Score Distillation Beyond Acceleration: Generative Modeling from Corrupted Data

  • Yasi Zhang ,
  • Tianyu Chen ,
  • Zhendong Wang ,
  • Yingnian Wu ,
  • Mingyuan Zhou ,
  • Oscar Leong

ICLR 2026 |

Publication

Learning generative models directly from corrupted observations is a long-standing challenge across natural and scientific domains. We introduce *Distillation from Corrupted Data (DCD)*, a unified framework for learning high-fidelity, one-step generative models using **only** degraded data of the form \(y = \mathcal{A}(x) + \sigma \varepsilon, \ x\sim p_X,\ \varepsilon\sim \mathcal{N}(0,I_m),\) where the mapping \(\mathcal{A}\) may be the identity or a non-invertible corruption operator (e.g., blur, masking, subsampling, Fourier acquisition). DCD first pretrains a *corruption-aware diffusion teacher* on the observed measurements, then *distills* it into an efficient one-step generator whose samples are statistically closer to the clean distribution \(p_X\). The framework subsumes identity corruption (denoising task) as a special case of our general formulation.
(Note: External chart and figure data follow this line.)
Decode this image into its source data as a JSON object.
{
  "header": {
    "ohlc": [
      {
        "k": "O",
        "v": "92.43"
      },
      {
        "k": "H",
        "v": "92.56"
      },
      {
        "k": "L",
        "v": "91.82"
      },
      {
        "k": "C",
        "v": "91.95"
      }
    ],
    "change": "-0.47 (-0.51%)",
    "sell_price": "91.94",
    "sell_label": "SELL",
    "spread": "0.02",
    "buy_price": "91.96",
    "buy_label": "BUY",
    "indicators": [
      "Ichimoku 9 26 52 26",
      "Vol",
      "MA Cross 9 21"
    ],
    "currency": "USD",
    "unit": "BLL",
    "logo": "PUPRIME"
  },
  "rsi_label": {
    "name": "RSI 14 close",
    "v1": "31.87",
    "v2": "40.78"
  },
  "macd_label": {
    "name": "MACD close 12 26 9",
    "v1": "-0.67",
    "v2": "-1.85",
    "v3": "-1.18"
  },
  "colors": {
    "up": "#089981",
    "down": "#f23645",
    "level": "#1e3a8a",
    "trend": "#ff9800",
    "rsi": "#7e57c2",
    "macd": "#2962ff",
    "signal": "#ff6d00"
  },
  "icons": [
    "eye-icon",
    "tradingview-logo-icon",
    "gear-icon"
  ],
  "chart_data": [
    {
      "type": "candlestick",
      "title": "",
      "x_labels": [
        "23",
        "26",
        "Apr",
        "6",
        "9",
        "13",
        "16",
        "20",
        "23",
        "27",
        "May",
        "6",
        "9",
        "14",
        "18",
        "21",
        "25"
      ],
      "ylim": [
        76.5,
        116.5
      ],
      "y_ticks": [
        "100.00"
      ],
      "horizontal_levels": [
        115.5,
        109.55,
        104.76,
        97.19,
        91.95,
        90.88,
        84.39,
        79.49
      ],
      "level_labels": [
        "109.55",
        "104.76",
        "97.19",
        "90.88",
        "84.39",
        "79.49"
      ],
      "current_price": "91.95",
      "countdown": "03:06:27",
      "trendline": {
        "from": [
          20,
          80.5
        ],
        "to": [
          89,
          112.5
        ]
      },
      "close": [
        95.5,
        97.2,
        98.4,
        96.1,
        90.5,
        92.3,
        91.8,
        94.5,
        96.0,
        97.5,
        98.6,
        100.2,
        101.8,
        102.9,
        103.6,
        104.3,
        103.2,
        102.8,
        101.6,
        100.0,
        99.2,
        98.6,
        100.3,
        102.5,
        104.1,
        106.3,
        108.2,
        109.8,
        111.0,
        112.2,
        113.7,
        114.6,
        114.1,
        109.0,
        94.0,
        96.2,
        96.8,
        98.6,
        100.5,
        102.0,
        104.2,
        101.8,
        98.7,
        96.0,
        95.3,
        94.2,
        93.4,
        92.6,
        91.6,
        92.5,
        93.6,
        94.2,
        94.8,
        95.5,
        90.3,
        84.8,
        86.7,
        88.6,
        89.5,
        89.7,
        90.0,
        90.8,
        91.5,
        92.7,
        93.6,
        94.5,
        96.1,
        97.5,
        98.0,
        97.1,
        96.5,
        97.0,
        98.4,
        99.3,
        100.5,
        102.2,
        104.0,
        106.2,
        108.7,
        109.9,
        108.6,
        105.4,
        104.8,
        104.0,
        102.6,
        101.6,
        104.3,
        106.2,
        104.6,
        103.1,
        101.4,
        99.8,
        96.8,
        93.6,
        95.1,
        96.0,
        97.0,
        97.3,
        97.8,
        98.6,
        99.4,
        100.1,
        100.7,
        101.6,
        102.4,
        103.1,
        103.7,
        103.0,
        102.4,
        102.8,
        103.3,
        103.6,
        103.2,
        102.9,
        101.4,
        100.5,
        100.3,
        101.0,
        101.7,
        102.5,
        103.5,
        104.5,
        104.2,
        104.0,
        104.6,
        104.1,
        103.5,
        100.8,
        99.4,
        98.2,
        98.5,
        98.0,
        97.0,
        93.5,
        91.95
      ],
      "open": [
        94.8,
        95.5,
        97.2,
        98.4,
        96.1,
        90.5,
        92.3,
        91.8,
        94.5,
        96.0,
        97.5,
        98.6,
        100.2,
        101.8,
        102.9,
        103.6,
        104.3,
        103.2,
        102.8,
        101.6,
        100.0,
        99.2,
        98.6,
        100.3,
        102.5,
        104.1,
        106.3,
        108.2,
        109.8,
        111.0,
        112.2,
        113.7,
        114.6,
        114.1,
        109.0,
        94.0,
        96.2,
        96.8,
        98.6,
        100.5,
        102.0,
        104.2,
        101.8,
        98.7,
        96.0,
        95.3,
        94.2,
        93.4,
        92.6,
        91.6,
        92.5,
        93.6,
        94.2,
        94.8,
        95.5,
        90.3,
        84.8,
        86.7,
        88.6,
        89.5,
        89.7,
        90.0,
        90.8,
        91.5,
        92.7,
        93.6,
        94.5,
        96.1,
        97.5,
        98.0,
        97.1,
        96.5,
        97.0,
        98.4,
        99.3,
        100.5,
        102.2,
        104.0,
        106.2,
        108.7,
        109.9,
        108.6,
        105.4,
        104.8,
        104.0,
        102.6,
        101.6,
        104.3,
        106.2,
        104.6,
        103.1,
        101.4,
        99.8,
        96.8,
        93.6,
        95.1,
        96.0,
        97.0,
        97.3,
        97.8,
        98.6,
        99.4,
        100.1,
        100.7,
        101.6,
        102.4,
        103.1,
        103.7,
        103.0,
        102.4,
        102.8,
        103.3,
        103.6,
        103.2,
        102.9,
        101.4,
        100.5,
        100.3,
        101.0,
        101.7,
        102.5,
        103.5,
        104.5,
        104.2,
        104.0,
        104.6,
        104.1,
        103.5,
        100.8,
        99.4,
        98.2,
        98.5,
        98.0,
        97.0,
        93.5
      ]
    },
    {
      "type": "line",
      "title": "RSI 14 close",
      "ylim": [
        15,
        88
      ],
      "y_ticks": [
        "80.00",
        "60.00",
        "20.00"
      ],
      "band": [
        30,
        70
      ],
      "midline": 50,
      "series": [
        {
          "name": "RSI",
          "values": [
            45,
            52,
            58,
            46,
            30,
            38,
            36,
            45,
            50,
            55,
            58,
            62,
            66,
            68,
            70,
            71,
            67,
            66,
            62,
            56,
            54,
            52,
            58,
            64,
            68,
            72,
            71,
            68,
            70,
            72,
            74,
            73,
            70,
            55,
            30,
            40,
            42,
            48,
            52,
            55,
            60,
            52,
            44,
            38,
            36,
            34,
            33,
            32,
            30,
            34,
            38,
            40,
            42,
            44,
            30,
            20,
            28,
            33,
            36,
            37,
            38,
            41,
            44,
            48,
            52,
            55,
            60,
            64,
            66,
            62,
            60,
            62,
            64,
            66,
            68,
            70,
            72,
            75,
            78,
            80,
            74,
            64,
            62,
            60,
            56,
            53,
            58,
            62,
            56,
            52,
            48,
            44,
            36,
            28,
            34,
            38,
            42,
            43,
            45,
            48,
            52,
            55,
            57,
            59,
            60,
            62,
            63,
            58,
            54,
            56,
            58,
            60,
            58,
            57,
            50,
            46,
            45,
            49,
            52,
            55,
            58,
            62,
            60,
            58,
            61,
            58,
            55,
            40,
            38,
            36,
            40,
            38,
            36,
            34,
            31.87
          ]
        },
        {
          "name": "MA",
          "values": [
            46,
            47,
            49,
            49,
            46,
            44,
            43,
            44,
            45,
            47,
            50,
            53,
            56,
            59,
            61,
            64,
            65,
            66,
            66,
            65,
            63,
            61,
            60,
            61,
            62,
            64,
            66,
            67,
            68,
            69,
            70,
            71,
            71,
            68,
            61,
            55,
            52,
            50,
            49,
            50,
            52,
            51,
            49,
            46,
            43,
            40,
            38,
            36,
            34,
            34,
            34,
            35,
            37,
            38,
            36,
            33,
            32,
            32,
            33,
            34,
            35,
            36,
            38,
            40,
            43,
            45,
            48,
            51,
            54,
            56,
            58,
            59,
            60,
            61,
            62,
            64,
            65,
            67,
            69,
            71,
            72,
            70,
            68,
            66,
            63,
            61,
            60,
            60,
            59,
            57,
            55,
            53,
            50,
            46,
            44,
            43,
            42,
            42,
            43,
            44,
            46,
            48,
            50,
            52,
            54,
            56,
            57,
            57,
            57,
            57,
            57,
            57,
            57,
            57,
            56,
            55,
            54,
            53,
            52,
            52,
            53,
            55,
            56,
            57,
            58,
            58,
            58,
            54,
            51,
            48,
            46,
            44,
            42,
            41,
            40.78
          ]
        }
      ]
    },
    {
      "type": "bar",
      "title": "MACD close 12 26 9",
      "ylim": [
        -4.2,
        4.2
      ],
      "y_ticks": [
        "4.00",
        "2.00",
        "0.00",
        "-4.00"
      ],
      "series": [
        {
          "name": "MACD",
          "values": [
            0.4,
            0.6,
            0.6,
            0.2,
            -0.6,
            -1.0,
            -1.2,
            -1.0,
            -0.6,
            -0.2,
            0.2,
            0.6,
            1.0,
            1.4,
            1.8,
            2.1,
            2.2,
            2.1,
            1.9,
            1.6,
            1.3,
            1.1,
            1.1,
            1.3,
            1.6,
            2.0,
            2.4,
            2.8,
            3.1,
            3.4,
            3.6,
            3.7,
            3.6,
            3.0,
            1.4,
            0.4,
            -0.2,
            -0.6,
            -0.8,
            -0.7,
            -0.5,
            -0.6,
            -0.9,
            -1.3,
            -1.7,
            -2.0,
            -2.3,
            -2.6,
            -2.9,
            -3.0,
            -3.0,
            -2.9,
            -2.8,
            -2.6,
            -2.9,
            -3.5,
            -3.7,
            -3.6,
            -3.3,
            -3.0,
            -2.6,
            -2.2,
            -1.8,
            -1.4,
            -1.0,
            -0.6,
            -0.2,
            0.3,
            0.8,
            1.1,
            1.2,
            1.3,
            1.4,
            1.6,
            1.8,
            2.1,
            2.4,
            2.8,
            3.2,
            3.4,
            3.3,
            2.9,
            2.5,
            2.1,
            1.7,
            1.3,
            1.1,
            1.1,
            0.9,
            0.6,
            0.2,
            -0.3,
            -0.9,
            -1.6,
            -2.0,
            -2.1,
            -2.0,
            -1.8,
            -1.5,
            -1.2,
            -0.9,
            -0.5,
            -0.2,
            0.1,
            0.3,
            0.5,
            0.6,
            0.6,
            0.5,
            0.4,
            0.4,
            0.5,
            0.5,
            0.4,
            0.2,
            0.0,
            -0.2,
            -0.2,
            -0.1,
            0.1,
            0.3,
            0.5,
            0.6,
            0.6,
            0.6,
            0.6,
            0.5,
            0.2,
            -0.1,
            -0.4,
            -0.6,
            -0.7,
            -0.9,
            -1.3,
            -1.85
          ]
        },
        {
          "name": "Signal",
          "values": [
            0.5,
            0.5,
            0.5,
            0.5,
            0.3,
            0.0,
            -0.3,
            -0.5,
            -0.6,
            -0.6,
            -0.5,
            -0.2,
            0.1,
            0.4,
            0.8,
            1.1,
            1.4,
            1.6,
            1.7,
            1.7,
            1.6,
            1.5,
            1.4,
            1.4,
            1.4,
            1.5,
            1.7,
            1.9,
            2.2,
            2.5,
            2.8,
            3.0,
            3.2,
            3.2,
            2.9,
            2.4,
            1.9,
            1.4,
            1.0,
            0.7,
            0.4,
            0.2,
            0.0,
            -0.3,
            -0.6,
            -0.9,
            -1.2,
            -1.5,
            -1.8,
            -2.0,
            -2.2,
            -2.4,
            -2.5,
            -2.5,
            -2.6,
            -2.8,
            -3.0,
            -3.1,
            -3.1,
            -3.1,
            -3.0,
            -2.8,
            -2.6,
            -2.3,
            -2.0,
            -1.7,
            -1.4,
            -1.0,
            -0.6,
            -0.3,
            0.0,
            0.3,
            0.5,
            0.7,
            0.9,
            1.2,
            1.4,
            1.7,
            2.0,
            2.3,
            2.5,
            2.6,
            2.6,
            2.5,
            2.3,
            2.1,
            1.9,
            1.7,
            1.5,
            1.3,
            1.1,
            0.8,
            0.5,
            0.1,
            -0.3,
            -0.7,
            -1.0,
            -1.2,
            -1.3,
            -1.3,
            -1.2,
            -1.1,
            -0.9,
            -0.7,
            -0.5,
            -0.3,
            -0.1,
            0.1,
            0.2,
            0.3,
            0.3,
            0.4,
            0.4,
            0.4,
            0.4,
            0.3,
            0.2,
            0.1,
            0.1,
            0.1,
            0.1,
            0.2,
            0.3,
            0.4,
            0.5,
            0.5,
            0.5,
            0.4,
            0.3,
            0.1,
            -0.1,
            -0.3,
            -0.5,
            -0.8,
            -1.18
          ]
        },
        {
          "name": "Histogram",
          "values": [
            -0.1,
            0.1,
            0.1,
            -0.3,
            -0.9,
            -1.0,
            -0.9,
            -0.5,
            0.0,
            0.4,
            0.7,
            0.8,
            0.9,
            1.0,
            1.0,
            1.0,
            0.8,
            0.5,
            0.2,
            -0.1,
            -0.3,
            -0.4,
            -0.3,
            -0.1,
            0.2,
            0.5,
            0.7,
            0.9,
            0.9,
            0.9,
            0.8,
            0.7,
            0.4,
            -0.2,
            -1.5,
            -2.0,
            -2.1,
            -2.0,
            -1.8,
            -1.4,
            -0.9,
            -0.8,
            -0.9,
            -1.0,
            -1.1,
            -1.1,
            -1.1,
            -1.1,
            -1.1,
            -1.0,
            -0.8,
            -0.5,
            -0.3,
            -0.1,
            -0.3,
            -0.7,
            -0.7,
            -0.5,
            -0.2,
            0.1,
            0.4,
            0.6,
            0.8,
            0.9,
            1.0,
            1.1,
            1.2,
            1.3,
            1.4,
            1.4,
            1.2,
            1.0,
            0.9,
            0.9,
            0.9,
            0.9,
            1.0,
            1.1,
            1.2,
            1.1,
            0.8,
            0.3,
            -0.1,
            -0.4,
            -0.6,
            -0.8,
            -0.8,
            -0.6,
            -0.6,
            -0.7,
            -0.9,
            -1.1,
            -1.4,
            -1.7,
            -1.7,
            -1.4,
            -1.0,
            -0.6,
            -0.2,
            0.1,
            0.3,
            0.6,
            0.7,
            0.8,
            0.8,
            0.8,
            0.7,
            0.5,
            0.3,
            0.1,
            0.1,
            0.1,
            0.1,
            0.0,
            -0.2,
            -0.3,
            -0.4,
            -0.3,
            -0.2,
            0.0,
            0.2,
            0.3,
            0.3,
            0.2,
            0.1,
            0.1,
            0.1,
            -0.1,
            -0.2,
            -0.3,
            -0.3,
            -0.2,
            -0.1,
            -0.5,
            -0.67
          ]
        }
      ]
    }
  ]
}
Empirically, DCD consistently reduces Fréchet Inception Distance (FID) relative to corruption-aware diffusion teachers across noisy generation (*CIFAR-10*, *FFHQ*, *CelebA-HQ*, *AFHQ-v2*), image restoration (Gaussian deblurring, random inpainting, super-resolution, and mixtures with additive noise), and multi-coil MRI—*without access to any clean images*. The distilled generator inherits one-step sampling efficiency, yielding up to \(30\times\) speedups over multi-step diffusion while surpassing the teachers after substantially fewer training iterations. These results establish score distillation as a practical tool for generative modeling from corrupted data, *not merely for acceleration*. We also provide theoretical support for the use of distillation in enhancing generation quality in the Appendix.